The Forum wound up with a glittering closing ceremony on Friday 23 June. The weeklong deliberations in Vancouver paved the way for a new drive forward on the international urban agenda in a world of rapidly growing cities.
Just as the Habitat I Conference in Vancouver in 1976 placed local community concerns on the international agenda and highlighted the critical importance of inclusiveness, the Forum in Vancouver, 30 years later, lived up to its promise of moving ideas to action. The meeting and its glittering closing ceremony symbolized inclusiveness, with balanced participation from public, private and civil society sectors. Compared to previous sessions of the Forum, there was a notable increase in private sector participation.

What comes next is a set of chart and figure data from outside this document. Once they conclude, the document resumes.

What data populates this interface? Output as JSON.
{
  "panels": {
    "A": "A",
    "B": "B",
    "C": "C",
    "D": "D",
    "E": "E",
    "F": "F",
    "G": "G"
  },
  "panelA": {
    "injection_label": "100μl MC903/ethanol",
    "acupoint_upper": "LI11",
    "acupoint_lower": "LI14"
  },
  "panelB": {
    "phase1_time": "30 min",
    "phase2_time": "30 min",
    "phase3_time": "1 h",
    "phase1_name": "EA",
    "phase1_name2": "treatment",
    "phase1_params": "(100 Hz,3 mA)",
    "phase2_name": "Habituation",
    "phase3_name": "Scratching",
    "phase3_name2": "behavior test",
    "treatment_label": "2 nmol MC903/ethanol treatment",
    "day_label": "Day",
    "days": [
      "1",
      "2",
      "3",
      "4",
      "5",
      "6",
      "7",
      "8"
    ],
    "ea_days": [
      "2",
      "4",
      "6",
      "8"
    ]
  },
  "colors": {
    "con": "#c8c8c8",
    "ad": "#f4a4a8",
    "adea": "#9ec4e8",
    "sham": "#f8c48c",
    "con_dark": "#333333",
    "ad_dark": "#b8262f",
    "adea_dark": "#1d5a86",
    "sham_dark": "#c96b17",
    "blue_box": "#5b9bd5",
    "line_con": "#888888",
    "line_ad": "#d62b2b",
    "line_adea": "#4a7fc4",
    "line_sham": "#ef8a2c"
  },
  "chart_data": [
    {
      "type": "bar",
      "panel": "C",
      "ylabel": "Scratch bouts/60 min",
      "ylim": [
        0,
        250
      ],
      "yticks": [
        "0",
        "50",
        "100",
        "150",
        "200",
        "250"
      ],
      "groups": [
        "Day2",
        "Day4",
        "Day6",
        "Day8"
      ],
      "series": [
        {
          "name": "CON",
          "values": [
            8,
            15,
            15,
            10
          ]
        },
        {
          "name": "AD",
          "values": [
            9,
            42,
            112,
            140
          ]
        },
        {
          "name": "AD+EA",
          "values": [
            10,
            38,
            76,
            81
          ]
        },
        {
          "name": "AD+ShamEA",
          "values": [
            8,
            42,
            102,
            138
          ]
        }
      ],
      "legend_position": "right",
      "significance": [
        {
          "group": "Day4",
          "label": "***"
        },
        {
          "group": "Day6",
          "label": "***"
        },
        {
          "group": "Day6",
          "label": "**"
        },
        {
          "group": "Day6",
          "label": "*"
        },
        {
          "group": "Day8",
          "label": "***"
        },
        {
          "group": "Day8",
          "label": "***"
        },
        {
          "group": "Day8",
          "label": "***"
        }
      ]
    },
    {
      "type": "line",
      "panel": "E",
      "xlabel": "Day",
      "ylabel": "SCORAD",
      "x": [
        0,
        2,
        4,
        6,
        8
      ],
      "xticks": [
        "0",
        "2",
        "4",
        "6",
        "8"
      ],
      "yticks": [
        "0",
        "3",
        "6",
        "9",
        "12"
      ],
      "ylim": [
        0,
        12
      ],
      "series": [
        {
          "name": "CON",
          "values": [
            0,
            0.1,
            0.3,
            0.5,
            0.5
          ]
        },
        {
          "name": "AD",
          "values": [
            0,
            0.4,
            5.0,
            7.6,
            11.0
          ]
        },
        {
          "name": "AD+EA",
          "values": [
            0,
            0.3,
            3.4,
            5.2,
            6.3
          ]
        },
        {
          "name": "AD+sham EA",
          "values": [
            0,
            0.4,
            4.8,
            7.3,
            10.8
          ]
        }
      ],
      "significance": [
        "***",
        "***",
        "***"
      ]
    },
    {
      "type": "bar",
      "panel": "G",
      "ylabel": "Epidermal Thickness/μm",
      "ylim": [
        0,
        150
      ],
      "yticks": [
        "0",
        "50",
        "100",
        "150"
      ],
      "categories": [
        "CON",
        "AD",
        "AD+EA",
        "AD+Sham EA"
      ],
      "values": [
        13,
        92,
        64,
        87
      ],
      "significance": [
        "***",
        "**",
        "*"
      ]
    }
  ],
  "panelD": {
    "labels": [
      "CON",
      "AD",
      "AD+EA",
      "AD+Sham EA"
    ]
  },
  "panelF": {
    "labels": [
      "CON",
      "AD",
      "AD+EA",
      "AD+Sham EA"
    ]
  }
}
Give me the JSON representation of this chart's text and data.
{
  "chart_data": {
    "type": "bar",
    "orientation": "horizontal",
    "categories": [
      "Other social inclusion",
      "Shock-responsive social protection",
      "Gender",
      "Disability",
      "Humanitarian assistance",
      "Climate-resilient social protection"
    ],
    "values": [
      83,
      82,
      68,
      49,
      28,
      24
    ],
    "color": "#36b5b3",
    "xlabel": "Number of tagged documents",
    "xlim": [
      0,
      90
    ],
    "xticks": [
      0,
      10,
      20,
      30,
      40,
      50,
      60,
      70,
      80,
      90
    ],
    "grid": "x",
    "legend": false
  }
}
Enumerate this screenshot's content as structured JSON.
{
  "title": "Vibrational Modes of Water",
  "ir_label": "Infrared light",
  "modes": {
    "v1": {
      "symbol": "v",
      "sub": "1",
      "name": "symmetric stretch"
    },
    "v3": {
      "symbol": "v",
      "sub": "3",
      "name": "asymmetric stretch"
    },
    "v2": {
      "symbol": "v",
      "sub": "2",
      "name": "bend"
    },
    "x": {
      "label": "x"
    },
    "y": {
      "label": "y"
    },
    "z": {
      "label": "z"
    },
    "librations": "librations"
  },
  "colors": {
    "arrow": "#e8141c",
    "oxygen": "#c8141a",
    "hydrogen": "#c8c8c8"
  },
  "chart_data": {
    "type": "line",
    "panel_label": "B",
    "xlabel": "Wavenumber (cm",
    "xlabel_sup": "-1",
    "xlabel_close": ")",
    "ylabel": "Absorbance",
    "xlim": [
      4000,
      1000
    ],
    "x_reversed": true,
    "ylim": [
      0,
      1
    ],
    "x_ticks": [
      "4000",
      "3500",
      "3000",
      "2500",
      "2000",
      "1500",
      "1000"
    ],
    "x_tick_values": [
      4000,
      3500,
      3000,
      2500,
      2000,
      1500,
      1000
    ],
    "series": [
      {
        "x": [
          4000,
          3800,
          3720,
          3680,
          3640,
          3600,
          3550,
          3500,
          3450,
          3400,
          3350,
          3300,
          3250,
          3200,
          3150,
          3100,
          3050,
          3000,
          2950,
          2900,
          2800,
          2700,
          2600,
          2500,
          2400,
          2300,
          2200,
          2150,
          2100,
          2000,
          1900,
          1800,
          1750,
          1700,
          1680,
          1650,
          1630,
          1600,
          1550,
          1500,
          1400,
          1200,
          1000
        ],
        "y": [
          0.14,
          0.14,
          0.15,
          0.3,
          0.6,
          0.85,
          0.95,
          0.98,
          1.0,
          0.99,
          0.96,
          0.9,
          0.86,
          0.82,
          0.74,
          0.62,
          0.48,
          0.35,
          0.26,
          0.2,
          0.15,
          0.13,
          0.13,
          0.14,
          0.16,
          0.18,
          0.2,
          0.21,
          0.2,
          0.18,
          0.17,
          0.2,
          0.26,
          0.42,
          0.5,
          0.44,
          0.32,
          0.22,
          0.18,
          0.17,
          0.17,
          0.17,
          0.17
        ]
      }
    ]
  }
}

From Vancouver that a new message resonated: the urban population of developing countries is set to double from 2 to 4 billion in the next 30 years. In the same time span, the developed world's urban population is projected to rise by only 11 percent.
This means, said Ms. Katherine Sierra, Vice-President and Network Head, Infrastructure, World Bank, and Enrique Peñalosa, the former Mayor of Bogotá, Colombia, that the magnitude of urban population growth confronting developing countries is about ten times that of the developed world.
"In short, these 2 billion new urban inhabitants will require the equivalent of planning, financing, and servicing facilities for a new city of 1 million people, every week for the next 30 years," Ms. Sierra said. "Imagine," said Mr. Peñalosa, "that means a new city each week the size of Vancouver."
Vancouver 2006 also brought governments and municipalities closer to grassroots women's organizations, youth groups, the representatives of slum dwellers and other non-governmental organizations than ever before at such an international meeting, building on the precedent set by UN-HABITAT for more inclusive international meetings.